Carlo Del Prete, il trasvolatore lucchese che portò l’ala d’Italia oltre l’Atlantico.

Carlo Del Prete, il trasvolatore lucchese che portò l’ala d’Italia oltre l’Atlantico.

«Tre volte trasvolatore dell’Oceano Atlantico portava l’ala d’Italia a mete non ancora raggiunte.» Sono le parole che accompagnano la Medaglia d’Oro al Valore Aeronautico conferita a Carlo Del Prete, il grande aviatore lucchese che, con le sue imprese, contribuì a scrivere una delle pagine più importanti della storia dell’aviazione italiana degli anni Venti. In vista del prossimo centenario l’Associazione Arma Aeronautica di Lucca ricorda il suo illustre cittadino e aviatore che ha raggiunto la fama mondiale dopo l'ultimo record raggiunto: il primo volo senza scalo Italia-Brasile, insieme ad Arturo Ferrarin. Già artefice di traversate atlantiche che lo portarono nelle Americhe, stabilendo diversi record di permanenza in volo e di distanza percorsa. Il trionfo brasiliano, però, si trasformò in tragedia. Dopo l'arrivo in Brasile, Del Prete e Ferrarin erano impegnati in una serie di iniziative e dimostrazioni. Durante le prove di un idrovolante Savoia-Marchetti S.62, sull'isola di Governador, si verificò un gravissimo incidente. Carlo Del Prete muori il 16 agosto a Rio De Janeiro per i postumi di un incidente per l’insorgere di un infezione a seguito dell’amputazione della gamba destra.

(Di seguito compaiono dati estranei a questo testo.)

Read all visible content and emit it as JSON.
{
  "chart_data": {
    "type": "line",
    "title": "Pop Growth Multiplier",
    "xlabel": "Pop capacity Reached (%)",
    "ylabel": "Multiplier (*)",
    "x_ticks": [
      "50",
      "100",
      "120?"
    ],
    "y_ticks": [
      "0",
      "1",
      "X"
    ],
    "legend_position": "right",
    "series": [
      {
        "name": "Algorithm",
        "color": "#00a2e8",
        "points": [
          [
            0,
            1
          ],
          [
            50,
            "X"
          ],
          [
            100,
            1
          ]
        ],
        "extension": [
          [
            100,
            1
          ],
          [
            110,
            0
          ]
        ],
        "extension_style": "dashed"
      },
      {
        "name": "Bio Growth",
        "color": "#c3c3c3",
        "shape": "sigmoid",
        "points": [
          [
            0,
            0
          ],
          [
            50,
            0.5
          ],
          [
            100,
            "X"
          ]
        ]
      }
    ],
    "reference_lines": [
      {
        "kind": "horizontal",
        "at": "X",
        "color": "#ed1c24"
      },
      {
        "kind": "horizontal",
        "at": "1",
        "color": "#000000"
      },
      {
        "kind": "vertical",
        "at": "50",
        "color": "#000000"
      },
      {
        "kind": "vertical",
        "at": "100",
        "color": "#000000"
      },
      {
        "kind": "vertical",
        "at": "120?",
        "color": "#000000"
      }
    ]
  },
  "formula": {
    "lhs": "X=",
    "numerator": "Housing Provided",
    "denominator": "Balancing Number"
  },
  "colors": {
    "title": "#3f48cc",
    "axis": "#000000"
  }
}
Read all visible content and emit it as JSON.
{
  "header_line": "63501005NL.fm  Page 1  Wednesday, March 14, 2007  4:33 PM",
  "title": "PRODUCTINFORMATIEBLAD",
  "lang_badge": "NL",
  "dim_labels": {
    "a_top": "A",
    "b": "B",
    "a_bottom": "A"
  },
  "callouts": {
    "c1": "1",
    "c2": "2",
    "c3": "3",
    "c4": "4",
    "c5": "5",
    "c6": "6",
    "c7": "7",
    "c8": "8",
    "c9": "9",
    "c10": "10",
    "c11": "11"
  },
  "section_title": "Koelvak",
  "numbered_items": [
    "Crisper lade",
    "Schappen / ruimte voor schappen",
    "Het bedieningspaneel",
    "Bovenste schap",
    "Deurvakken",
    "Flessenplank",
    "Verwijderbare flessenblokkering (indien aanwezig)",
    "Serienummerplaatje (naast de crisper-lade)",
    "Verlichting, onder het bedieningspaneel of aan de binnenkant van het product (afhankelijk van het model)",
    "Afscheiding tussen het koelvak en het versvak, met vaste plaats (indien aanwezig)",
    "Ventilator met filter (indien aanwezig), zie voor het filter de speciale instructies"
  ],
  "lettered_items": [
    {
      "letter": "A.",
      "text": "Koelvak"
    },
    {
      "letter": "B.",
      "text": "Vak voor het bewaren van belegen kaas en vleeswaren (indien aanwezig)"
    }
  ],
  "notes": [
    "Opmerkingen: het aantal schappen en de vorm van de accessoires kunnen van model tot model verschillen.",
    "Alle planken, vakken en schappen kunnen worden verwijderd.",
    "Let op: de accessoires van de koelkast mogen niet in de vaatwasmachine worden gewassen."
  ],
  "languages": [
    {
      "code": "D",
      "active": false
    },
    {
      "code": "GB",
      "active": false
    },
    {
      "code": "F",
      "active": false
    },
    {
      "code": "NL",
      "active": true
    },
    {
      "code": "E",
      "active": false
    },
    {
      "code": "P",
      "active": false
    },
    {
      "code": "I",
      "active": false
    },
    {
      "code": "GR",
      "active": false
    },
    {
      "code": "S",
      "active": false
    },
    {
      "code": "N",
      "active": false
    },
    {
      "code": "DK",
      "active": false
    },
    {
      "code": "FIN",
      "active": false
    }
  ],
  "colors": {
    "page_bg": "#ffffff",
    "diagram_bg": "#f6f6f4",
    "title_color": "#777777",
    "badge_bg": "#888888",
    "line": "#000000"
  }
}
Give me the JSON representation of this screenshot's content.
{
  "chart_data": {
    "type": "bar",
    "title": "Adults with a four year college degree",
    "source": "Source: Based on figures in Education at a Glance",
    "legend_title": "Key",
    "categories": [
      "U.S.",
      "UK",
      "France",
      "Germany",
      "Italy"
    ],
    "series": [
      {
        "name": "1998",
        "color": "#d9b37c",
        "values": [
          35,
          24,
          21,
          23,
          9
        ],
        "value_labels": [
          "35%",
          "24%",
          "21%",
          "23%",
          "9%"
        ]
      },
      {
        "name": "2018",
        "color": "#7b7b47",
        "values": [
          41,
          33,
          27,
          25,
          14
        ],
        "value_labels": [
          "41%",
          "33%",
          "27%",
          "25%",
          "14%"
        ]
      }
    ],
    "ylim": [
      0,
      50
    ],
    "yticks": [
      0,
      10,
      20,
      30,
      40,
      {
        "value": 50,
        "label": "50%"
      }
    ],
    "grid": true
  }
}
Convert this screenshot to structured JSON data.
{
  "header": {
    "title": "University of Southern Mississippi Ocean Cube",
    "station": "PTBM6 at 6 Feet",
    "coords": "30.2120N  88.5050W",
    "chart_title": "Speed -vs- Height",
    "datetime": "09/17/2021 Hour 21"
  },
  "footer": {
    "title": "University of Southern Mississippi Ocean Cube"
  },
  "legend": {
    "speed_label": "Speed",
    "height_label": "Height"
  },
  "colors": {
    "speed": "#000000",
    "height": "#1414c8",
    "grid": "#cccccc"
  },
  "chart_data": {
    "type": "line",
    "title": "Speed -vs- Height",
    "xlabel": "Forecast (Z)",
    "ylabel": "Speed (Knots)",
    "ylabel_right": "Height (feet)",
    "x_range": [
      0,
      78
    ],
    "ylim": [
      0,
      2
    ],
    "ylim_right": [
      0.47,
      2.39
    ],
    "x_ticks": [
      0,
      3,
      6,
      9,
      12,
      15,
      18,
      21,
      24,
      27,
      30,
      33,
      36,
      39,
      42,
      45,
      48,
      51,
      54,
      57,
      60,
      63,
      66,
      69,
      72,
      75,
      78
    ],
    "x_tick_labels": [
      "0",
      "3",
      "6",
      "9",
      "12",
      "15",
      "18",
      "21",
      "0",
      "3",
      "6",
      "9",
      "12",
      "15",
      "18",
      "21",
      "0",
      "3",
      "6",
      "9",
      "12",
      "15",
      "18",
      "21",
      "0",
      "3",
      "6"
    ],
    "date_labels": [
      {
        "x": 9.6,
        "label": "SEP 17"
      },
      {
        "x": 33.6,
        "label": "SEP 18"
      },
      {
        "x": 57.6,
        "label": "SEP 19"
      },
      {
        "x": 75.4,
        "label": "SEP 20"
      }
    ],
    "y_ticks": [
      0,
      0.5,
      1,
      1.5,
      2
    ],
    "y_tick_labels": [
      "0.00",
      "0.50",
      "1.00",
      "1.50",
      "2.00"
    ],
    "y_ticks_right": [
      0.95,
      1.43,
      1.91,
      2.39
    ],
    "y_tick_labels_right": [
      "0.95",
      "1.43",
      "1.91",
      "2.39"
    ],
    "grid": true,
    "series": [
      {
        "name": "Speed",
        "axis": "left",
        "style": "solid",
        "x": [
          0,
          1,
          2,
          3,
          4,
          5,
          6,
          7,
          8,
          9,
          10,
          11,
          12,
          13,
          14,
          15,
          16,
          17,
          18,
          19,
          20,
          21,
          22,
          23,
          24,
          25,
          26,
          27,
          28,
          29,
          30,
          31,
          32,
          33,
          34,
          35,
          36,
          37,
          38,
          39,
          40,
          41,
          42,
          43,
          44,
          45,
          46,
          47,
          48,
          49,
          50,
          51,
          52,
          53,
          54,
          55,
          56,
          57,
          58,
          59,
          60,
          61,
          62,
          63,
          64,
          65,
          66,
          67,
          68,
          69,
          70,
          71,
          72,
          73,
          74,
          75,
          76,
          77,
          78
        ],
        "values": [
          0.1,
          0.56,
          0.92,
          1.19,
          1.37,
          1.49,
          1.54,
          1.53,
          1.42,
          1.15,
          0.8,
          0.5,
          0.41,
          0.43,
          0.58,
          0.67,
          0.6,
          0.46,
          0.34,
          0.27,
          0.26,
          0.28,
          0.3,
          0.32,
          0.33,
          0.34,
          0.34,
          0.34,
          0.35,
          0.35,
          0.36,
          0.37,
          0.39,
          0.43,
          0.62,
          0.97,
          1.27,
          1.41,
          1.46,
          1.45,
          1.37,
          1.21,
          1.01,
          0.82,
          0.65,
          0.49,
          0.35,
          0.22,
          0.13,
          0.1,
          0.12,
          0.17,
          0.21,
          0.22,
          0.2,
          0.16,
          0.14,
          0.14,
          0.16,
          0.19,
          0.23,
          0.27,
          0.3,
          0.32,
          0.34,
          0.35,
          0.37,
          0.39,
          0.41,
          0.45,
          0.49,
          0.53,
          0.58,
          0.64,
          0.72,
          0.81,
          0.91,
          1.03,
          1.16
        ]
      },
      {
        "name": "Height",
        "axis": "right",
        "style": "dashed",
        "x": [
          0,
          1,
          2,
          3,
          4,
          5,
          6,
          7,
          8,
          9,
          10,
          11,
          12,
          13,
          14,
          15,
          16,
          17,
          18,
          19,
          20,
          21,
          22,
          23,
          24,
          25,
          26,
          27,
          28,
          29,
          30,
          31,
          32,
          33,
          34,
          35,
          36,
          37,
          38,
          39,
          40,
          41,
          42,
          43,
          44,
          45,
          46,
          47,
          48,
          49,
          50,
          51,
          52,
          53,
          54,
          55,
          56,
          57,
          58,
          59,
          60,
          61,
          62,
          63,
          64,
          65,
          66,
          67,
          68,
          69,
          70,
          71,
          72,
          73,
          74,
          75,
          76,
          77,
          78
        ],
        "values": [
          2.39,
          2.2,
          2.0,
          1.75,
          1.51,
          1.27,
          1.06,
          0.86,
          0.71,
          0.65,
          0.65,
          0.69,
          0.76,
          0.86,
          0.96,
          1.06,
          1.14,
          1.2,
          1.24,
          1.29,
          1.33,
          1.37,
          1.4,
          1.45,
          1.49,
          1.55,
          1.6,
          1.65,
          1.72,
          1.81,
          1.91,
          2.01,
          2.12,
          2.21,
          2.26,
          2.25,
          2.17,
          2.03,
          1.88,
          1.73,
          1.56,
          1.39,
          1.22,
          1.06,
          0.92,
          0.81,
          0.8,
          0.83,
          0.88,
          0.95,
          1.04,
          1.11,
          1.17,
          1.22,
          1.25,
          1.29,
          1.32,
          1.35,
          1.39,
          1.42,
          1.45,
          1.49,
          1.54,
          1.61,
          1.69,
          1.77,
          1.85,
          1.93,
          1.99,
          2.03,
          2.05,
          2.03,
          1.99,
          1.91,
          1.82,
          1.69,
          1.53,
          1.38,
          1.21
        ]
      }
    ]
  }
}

A quasi un secolo dalla sua morte, Lucca si prepara a ricordarlo. In vista del 2028, anno del centenario della grande impresa Roma-Brasile e della morte dell'aviatore, l'Associazione Arma Aeronautica di Lucca, insieme all'Amministrazione comunale, sta promuovendo un percorso di iniziative per restituire alla città e alle nuove generazioni la conoscenza di questo straordinario protagonista della storia aeronautica italiana.

Un Comitato Tecnico Scientifico, promosso dall'Associazione Arma Aeronautica lucchese, sta lavorando alla costruzione di un programma di iniziative culturali, storiche e divulgative dedicate al centenario.

L'obiettivo non è soltanto celebrare un'impresa sportiva o un record. È soprattutto riportare alla luce una storia fatta di studio, preparazione, coraggio, innovazione e sacrificio; una storia che lega Lucca alla grande stagione pionieristica dell'aviazione internazionale.

Del Prete, infatti, non fu soltanto un audace trasvolatore. Fu ufficiale di Marina, ingegnere, pilota e uomo di grande preparazione tecnica. La sua vicenda rappresenta anche il contributo della cultura scientifica e tecnologica italiana allo sviluppo dell'aviazione moderna.

Una memoria che non appartiene soltanto al passato, ma che può parlare ancora al presente e soprattutto alle giovani generazioni, mostrando come la conoscenza, la tecnica e il coraggio abbiano permesso a uomini come Carlo Del Prete di spingersi oltre i limiti conosciuti. Nel 2028 sarà Lucca a riportare alla luce la sua storia, perché quel viaggio, a distanza di cento anni, non venga dimenticato.